Patient Exclusion Criteria:

- Patients with one or more of the following:

- Decompensated congestive heart failure; left ventricular ejection fraction <35%

- Acute hepatitis or evidence of moderate or severe portal fibrosis or cirrhosis on
biopsy

- Carbon Monoxide Diffusing Capacity (DLCO) <30% predicted, and oxygen requirement

- Glomerular filtration rate (GFR) <30% predicted

- Pregnant or lactating female

- Active serious infection whereby patient has been on intravenous antibiotics for
at least one week prior to study entry.
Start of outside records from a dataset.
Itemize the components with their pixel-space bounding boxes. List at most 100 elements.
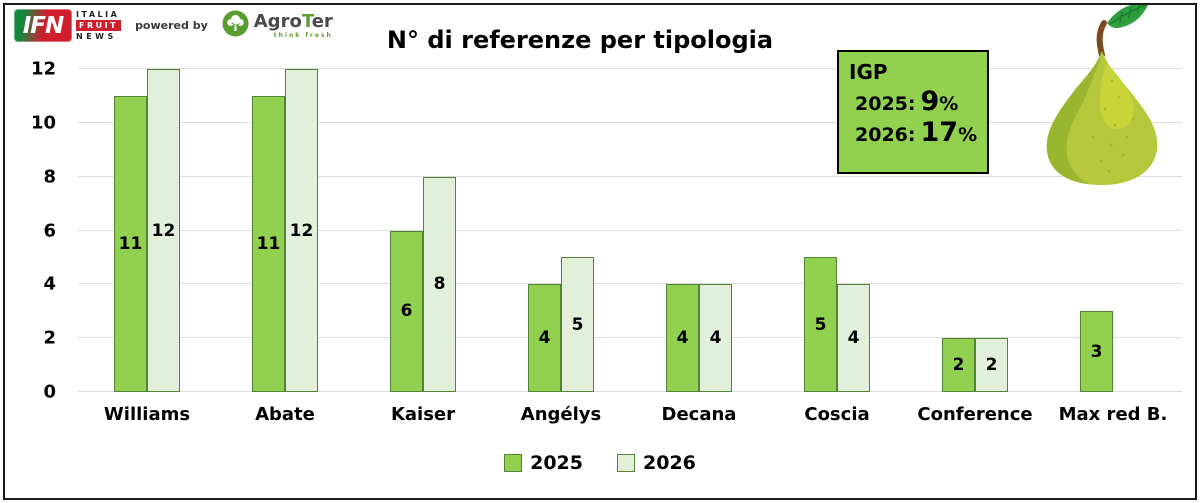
igp-2026-label: 2026: (855, 124, 916, 146)
bar-2026: 12 (147, 69, 180, 392)
bar-group-abate: 11 12 (216, 69, 354, 392)
y-tick-label: 6 (43, 220, 56, 241)
x-category-label: Max red B. (1058, 404, 1168, 425)
legend: 2025 2026 (0, 452, 1200, 474)
ifn-logo-abbr: IFN (22, 12, 65, 39)
bar-value-label: 2 (952, 355, 965, 376)
bar-2025: 4 (528, 284, 561, 392)
bar-value-label: 4 (538, 328, 551, 349)
bars-layer: 11 12 11 12 6 8 4 5 4 4 5 4 2 2 3 (78, 69, 1182, 392)
bar-2026: 5 (561, 257, 594, 392)
pear-illustration (1015, 2, 1190, 187)
bar-value-label: 11 (118, 233, 143, 254)
igp-2026-suffix: % (958, 124, 978, 146)
bar-2026: 2 (975, 338, 1008, 392)
agroter-word-t: T (301, 10, 312, 32)
igp-row-2025: 2025: 9% (855, 88, 987, 115)
legend-label-2025: 2025 (530, 452, 583, 474)
ifn-word-news: NEWS (76, 32, 117, 41)
bar-2025: 11 (114, 95, 147, 392)
gridline (78, 175, 1182, 177)
igp-2026-value: 17 (920, 117, 959, 148)
bar-value-label: 12 (289, 220, 314, 241)
bar-value-label: 3 (1090, 341, 1103, 362)
bar-value-label: 11 (256, 233, 281, 254)
gridline (78, 121, 1182, 123)
y-tick-label: 2 (43, 327, 56, 349)
x-category-label: Kaiser (390, 404, 456, 425)
x-category-label: Decana (661, 404, 737, 425)
ifn-logo: IFN ITALIA FRUIT NEWS (14, 9, 122, 42)
powered-by-label: powered by (135, 19, 208, 32)
legend-swatch-2026 (617, 454, 635, 472)
y-tick-label: 0 (43, 381, 56, 403)
bar-2025: 3 (1080, 311, 1113, 392)
header-logos: IFN ITALIA FRUIT NEWS powered by (14, 9, 333, 42)
gridline (78, 68, 1182, 69)
agroter-word-agro: Agro (253, 10, 302, 32)
gridline (78, 391, 1182, 392)
gridline (78, 229, 1182, 231)
gridline (78, 337, 1182, 339)
bar-2025: 5 (804, 257, 837, 392)
agroter-tagline: think fresh (273, 31, 333, 39)
y-tick-label: 8 (43, 166, 56, 188)
bar-2026 (1113, 390, 1146, 392)
bar-2026: 4 (699, 284, 732, 392)
igp-annotation-box: IGP 2025: 9% 2026: 17% (837, 50, 989, 174)
plot-area: 11 12 11 12 6 8 4 5 4 4 5 4 2 2 3 (78, 68, 1182, 392)
bar-2026: 4 (837, 284, 870, 392)
chart-title: N° di referenze per tipologia (386, 26, 774, 54)
agroter-tree-icon (222, 10, 249, 41)
bar-value-label: 4 (709, 328, 722, 349)
bar-2026: 12 (285, 69, 318, 392)
x-axis: Williams Abate Kaiser Angélys Decana Coscia Co… (78, 404, 1182, 425)
grid-layer (78, 68, 1182, 392)
bar-2025: 2 (942, 338, 975, 392)
bar-value-label: 4 (847, 328, 860, 349)
legend-swatch-2025 (504, 454, 523, 472)
igp-2025-label: 2025: (855, 93, 916, 115)
bar-2025: 11 (252, 95, 285, 392)
gridline (78, 283, 1182, 285)
igp-row-2026: 2026: 17% (855, 119, 987, 146)
bar-value-label: 5 (814, 314, 827, 335)
bar-2025: 4 (666, 284, 699, 392)
bar-group-max-red-b-: 3 (1044, 69, 1182, 392)
igp-2025-suffix: % (939, 93, 959, 115)
bar-value-label: 8 (433, 274, 446, 295)
bar-2026: 8 (423, 176, 456, 392)
ifn-word-fruit: FRUIT (76, 20, 122, 31)
bar-value-label: 4 (676, 328, 689, 349)
x-category-label: Williams (103, 404, 191, 425)
x-category-label: Conference (917, 404, 1033, 425)
agroter-word-er: er (311, 10, 333, 32)
ifn-logo-wordmark: ITALIA FRUIT NEWS (76, 9, 122, 42)
ifn-word-italia: ITALIA (76, 10, 120, 19)
legend-item-2026: 2026 (617, 452, 696, 474)
agroter-wordmark: AgroTer think fresh (253, 10, 333, 39)
legend-label-2026: 2026 (643, 452, 696, 474)
x-category-label: Coscia (804, 404, 870, 425)
bar-2025: 6 (390, 230, 423, 392)
bar-value-label: 6 (400, 301, 413, 322)
x-category-label: Abate (255, 404, 315, 425)
ifn-logo-badge: IFN (14, 9, 72, 42)
bar-value-label: 12 (151, 220, 176, 241)
bar-group-williams: 11 12 (78, 69, 216, 392)
agroter-logo: AgroTer think fresh (222, 10, 333, 41)
y-tick-label: 4 (43, 273, 56, 295)
y-tick-label: 12 (30, 58, 56, 80)
legend-item-2025: 2025 (504, 452, 583, 474)
y-axis: 0 2 4 6 8 10 12 (0, 59, 66, 403)
bar-value-label: 5 (571, 314, 584, 335)
x-category-label: Angélys (520, 404, 602, 425)
bar-value-label: 2 (985, 355, 998, 376)
igp-title: IGP (849, 60, 888, 84)
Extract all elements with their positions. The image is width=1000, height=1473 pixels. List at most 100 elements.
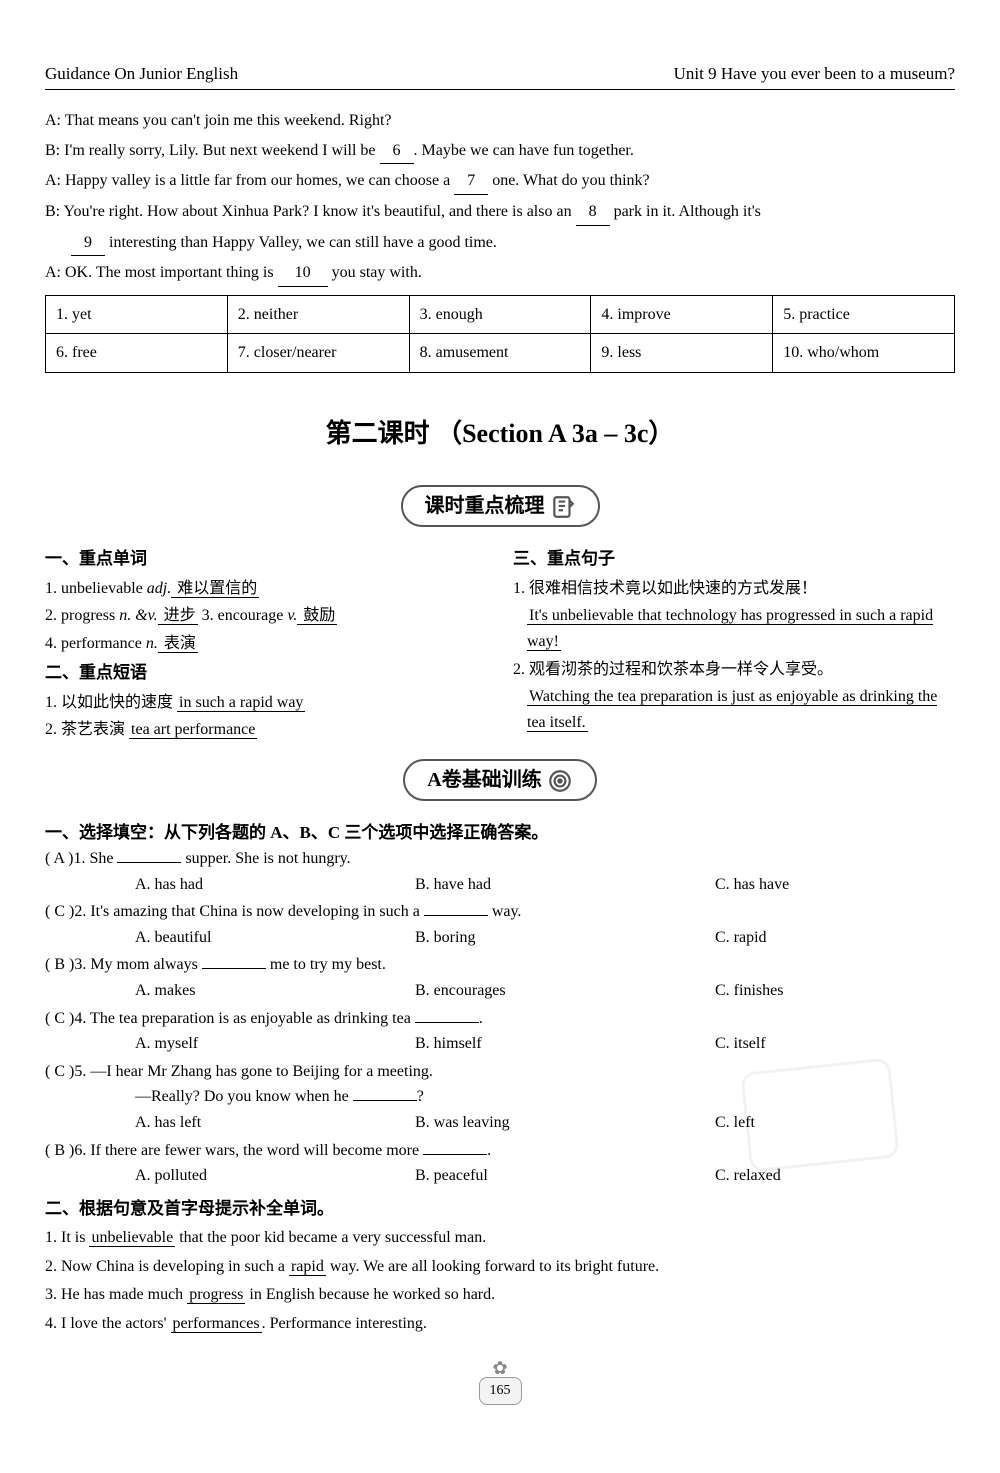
fill-answer: rapid [289,1258,326,1276]
choice-b: B. was leaving [415,1110,715,1136]
heading-vocab: 一、重点单词 [45,545,487,572]
exercise-title: 二、根据句意及首字母提示补全单词。 [45,1195,955,1222]
table-row: 6. free 7. closer/nearer 8. amusement 9.… [46,334,955,373]
choice-c: C. has have [715,872,955,898]
choice-b: B. himself [415,1031,715,1057]
choice-b: B. encourages [415,978,715,1004]
tag-exercise-a: A卷基础训练 [45,759,955,801]
header-left: Guidance On Junior English [45,60,238,87]
dialogue-line: B: I'm really sorry, Lily. But next week… [45,138,955,165]
exercise-title: 一、选择填空：从下列各题的 A、B、C 三个选项中选择正确答案。 [45,819,955,846]
choices: A. beautifulB. boringC. rapid [45,925,955,951]
cell: 8. amusement [409,334,591,373]
fill-answer: progress [187,1286,245,1304]
choice-c: C. left [715,1110,955,1136]
cell: 4. improve [591,295,773,334]
fill-item: 4. I love the actors' performances. Perf… [45,1311,955,1337]
header-right: Unit 9 Have you ever been to a museum? [674,60,955,87]
question-3: ( B )3. My mom always me to try my best.… [45,952,955,1003]
dialogue-block: A: That means you can't join me this wee… [45,108,955,287]
choice-c: C. relaxed [715,1163,955,1189]
choice-a: A. beautiful [135,925,415,951]
page-header: Guidance On Junior English Unit 9 Have y… [45,60,955,90]
blank [202,968,266,969]
choice-a: A. polluted [135,1163,415,1189]
page-number: 165 [479,1377,522,1405]
answer-letter: C [54,903,65,920]
target-icon [547,768,573,794]
question-5: ( C )5. —I hear Mr Zhang has gone to Bei… [45,1059,955,1136]
page-footer: ✿ 165 [45,1360,955,1405]
cell: 7. closer/nearer [227,334,409,373]
choice-a: A. has had [135,872,415,898]
answer-letter: C [54,1010,65,1027]
flower-icon: ✿ [45,1360,955,1376]
answer-letter: C [54,1063,65,1080]
choice-c: C. itself [715,1031,955,1057]
blank [415,1022,479,1023]
blank [353,1100,417,1101]
table-row: 1. yet 2. neither 3. enough 4. improve 5… [46,295,955,334]
fill-item: 1. It is unbelievable that the poor kid … [45,1225,955,1251]
choice-a: A. has left [135,1110,415,1136]
choices: A. has hadB. have hadC. has have [45,872,955,898]
exercise-2: 二、根据句意及首字母提示补全单词。 1. It is unbelievable … [45,1195,955,1337]
phrase-item: 2. 茶艺表演 tea art performance [45,717,487,743]
section-title: 第二课时 （Section A 3a – 3c） [45,413,955,455]
vocab-item: 2. progress n. &v. 进步 3. encourage v. 鼓励 [45,603,487,629]
notebook-icon [550,494,576,520]
choice-b: B. boring [415,925,715,951]
cell: 3. enough [409,295,591,334]
keypoints-columns: 一、重点单词 1. unbelievable adj. 难以置信的 2. pro… [45,545,955,745]
dialogue-line: A: Happy valley is a little far from our… [45,168,955,195]
dialogue-line: B: You're right. How about Xinhua Park? … [45,199,955,226]
choice-a: A. myself [135,1031,415,1057]
sentence-en: Watching the tea preparation is just as … [513,684,955,735]
blank-7: 7 [454,168,488,195]
blank [117,862,181,863]
cell: 9. less [591,334,773,373]
dialogue-line: A: OK. The most important thing is 10 yo… [45,260,955,287]
cell: 5. practice [773,295,955,334]
cell: 2. neither [227,295,409,334]
choices: A. myselfB. himselfC. itself [45,1031,955,1057]
question-6: ( B )6. If there are fewer wars, the wor… [45,1138,955,1189]
fill-item: 3. He has made much progress in English … [45,1282,955,1308]
blank-6: 6 [380,138,414,165]
choice-b: B. have had [415,872,715,898]
blank [423,1154,487,1155]
choice-c: C. rapid [715,925,955,951]
answer-letter: B [54,956,65,973]
phrase-item: 1. 以如此快的速度 in such a rapid way [45,690,487,716]
vocab-item: 1. unbelievable adj. 难以置信的 [45,576,487,602]
choices: A. makesB. encouragesC. finishes [45,978,955,1004]
heading-phrases: 二、重点短语 [45,659,487,686]
question-1: ( A )1. She supper. She is not hungry. A… [45,846,955,897]
vocab-item: 4. performance n. 表演 [45,631,487,657]
blank-8: 8 [576,199,610,226]
exercise-1: 一、选择填空：从下列各题的 A、B、C 三个选项中选择正确答案。 ( A )1.… [45,819,955,1189]
question-2: ( C )2. It's amazing that China is now d… [45,899,955,950]
answer-letter: B [54,1142,65,1159]
sentence-item: 1. 很难相信技术竟以如此快速的方式发展！ [513,576,955,602]
question-4: ( C )4. The tea preparation is as enjoya… [45,1006,955,1057]
cell: 6. free [46,334,228,373]
fill-item: 2. Now China is developing in such a rap… [45,1254,955,1280]
fill-answer: performances [171,1315,262,1333]
tag-label: 课时重点梳理 [425,495,545,517]
blank [424,915,488,916]
sentence-item: 2. 观看沏茶的过程和饮茶本身一样令人享受。 [513,657,955,683]
cell: 1. yet [46,295,228,334]
tag-keypoints: 课时重点梳理 [45,485,955,527]
fill-answer: unbelievable [89,1229,175,1247]
choices: A. has leftB. was leavingC. left [45,1110,955,1136]
tag-label: A卷基础训练 [427,769,541,791]
dialogue-line: A: That means you can't join me this wee… [45,108,955,134]
keypoints-right: 三、重点句子 1. 很难相信技术竟以如此快速的方式发展！ It's unbeli… [513,545,955,745]
choice-a: A. makes [135,978,415,1004]
choice-b: B. peaceful [415,1163,715,1189]
blank-9: 9 [71,230,105,257]
blank-10: 10 [278,260,328,287]
answer-table: 1. yet 2. neither 3. enough 4. improve 5… [45,295,955,373]
answer-letter: A [53,850,64,867]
Any patient with AIDS or HIV
seropositivity. If recent mold infection e.g. Aspergillus - must have >30 days of
appropriate treatment before HSC transplantation and infection must be controlled
and cleared by the Infectious Disease consultant.

- Cannot receive total body irradiation (TBI) due to prior radiation therapy

- Diagnosis of Fanconi anemia based on diepoxybutane (DEB).

- DC patients with advanced myelodysplastic syndrome (MDS) or acute myeloid
leukemia with >30 blasts.

- History of non hematopoietic malignancy within 2 years except resected basal cell
carcinoma or treated carcinoma in situ.